Sonntag, Mai 18, 2014

Distanz


Auszeiten und Ferien sind ausgezeichnete Gelegenheiten, sich vom täglichen Trott zu distanzieren. Die Distanz sei die Mutter der Erkenntnis, sagt der deutsche Hochschulprofessor Michel Marie Jung treffend. Doch gelingt es immer Distanz aufzubauen? Ein deutliches Nein scheint die richtige Antwort auf diese Frage zu sein. Dauerbombardements von e-Mails sind schwerlich abzuwehren und deren Inhalt ist definitionsgemäss nicht immer förderlich für die Stimmung fernab des Arbeitsplatzes.

Distanz ist gerade im Berufsleben von enormer Wichtigkeit. Distanz erlaubt dem Betrachter, Dinge aus Entfernung zu sehen und ein Blick auf das Ganze zu erhaschen. So erscheinen sonst so dominate Baustellen als kleine Störfelder eines Systems, das sonst fast einwandfrei funktioniert.

Doch was, wenn der Blick aus der Distanz Erschreckendes zu Tage führt? Was, wenn man ausserhalb des eigenen Gartens Schockierendes erblickt? Dann verliert die Distanz ihre Unschuldigkeit und löst beim Betrachter Unbehagen, Wut und schlaflose Nächte aus.

Diese erschreckenden Tatsachen können verschiedener Natur sein. Vielleicht kann man als Individuum dagegen ankämpfen oder die Wirkungen dämpfen. Vielleicht muss man aber auch hilflos zusehen. 
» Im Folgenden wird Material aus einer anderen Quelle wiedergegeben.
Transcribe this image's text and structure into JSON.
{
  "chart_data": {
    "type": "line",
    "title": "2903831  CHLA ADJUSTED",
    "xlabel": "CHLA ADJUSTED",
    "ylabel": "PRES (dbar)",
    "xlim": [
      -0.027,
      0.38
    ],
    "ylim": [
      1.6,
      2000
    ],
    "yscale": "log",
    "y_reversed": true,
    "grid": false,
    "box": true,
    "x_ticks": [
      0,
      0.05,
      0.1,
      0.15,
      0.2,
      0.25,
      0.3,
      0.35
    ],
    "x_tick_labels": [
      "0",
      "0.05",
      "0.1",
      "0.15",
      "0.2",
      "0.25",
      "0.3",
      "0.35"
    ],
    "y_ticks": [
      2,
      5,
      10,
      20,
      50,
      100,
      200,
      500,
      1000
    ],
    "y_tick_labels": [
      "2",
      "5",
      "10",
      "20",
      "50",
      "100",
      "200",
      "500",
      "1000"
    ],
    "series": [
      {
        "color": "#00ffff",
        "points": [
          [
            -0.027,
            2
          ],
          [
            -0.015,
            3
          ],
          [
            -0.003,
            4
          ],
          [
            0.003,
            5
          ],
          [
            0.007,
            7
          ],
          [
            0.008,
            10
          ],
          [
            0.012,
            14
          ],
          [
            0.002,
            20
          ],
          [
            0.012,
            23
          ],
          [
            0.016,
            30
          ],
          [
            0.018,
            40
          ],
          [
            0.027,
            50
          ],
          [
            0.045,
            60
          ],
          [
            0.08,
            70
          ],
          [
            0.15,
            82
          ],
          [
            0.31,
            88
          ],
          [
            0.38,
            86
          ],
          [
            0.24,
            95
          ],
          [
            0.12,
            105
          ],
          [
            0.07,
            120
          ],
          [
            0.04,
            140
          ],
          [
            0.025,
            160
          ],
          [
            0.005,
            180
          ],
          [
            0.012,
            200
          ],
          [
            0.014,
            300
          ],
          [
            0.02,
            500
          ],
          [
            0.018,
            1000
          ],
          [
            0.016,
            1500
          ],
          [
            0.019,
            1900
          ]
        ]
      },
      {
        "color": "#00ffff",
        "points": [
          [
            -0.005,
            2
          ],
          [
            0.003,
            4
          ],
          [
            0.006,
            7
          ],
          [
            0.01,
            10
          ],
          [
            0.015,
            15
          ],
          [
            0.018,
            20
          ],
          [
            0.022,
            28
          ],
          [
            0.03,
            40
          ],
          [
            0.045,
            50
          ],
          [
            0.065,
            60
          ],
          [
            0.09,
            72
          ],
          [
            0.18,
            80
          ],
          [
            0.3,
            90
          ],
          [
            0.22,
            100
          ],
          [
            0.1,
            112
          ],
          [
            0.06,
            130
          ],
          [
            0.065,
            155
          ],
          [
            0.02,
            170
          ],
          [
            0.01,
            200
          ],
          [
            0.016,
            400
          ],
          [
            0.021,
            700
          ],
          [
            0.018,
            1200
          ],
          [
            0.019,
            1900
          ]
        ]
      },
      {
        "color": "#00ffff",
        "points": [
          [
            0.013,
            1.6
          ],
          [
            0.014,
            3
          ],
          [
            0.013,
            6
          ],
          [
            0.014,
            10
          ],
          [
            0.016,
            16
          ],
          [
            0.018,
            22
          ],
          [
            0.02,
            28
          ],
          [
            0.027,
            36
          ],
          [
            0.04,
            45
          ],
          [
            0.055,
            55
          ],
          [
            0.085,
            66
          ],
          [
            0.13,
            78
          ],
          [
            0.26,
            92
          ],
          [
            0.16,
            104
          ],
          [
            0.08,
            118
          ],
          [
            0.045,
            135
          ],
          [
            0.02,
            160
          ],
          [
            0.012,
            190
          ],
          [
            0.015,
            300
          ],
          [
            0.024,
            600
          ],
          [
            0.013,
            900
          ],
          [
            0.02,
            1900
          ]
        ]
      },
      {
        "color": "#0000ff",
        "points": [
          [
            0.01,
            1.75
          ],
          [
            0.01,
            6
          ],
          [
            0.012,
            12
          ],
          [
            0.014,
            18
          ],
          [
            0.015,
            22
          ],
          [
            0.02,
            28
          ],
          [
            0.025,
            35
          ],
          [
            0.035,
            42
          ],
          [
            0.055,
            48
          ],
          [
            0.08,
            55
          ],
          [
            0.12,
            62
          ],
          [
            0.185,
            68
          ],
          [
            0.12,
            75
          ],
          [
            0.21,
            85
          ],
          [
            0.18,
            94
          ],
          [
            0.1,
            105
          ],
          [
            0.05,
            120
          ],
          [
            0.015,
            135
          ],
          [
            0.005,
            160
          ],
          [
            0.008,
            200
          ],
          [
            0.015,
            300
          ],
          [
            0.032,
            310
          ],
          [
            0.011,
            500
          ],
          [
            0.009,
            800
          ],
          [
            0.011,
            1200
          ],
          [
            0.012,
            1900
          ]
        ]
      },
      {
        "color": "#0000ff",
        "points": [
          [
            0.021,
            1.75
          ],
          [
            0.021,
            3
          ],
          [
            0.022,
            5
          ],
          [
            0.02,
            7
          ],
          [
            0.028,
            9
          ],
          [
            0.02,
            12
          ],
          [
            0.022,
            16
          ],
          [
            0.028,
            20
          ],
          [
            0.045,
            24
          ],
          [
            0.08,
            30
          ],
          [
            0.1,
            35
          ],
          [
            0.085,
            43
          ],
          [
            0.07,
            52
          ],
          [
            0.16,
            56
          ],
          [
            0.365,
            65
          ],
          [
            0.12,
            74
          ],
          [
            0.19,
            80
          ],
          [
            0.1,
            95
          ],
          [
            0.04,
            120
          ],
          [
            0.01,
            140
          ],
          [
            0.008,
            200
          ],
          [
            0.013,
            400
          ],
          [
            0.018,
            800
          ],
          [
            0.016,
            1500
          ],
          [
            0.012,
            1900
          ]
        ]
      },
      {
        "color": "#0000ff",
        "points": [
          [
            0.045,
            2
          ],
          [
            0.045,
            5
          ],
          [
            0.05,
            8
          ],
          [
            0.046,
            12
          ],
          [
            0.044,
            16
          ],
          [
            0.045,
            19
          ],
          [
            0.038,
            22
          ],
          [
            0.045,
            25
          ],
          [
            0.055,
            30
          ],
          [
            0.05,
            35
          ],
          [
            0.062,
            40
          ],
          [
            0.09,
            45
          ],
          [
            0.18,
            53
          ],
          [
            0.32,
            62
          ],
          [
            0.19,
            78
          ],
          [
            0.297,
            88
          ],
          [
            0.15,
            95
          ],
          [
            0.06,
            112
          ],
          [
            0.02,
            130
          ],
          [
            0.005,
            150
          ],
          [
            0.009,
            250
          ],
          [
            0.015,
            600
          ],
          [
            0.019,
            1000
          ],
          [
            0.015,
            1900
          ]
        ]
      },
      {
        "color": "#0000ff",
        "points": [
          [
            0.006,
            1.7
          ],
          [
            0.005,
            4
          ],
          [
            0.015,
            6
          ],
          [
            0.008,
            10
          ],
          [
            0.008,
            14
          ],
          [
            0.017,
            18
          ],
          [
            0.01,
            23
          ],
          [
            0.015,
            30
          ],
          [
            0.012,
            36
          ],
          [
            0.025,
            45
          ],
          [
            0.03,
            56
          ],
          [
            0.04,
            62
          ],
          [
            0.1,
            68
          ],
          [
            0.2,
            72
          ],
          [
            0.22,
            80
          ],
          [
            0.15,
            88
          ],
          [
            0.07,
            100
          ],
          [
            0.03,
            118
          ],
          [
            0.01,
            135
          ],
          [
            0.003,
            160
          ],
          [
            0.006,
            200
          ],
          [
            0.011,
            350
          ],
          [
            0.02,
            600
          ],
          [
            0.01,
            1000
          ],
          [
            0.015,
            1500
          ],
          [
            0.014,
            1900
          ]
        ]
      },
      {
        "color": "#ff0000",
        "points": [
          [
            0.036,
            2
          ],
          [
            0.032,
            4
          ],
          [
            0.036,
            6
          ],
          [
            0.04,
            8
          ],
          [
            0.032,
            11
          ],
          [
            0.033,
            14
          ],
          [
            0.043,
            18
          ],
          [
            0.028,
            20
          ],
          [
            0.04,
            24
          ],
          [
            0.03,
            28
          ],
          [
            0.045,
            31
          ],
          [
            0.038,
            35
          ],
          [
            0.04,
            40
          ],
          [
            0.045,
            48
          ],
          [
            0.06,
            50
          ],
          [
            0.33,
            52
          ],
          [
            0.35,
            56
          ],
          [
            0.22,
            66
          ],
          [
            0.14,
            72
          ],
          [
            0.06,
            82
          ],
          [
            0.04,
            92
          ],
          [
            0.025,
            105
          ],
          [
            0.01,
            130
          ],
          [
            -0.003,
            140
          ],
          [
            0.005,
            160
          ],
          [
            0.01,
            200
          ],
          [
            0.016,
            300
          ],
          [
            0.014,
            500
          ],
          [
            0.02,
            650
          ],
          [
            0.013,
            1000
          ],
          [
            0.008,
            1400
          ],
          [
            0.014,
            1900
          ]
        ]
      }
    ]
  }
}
Eines scheint aber sicher, diese Störgrössen kosten die Betrachter enorm viel Energie. Vielleicht wurde das ja bezweckt. Vielleicht wollte der Verantwortliche Unruhe sähen, um damit Prozesse in Gang zu bringen. Vielleicht stehen Interessen hinter den Unruheherden, die auf den ersten Blick nicht erkennbar sind. Antworten darauf zu finden, sind die Aufgaben aller Beteiligten.

Dabei sind Regungen wie Wut, Hass, Enttäuschung, Unverständnis und Abneigung normal und jeder Betroffene muss damit umgehen können. In der Arbeitswelt gibt es durchaus Bereiche, in denen Wut, Hass, Enttäuschung, Unverständnis und Abneigung keinen Platz haben, in gewisser Weise sogar verboten sind. Wer mental und körperlich nicht fit ist, darf seine Arbeit nicht ausführen, heisst es in einem Gesetzestext, der zu einer Verordnung gehört, der die Arbeit eines sicherheitsrelevanten Berufs regelt.

Wenn Führungspersonen absichtlich Unruhe streuen und damit Wut, Hass, Enttäuschung, Unverständnis und Abneigung sähen, dann kann dies in gewissen Branchen zu Problemen führen, wie sie niemand herbeiwünscht.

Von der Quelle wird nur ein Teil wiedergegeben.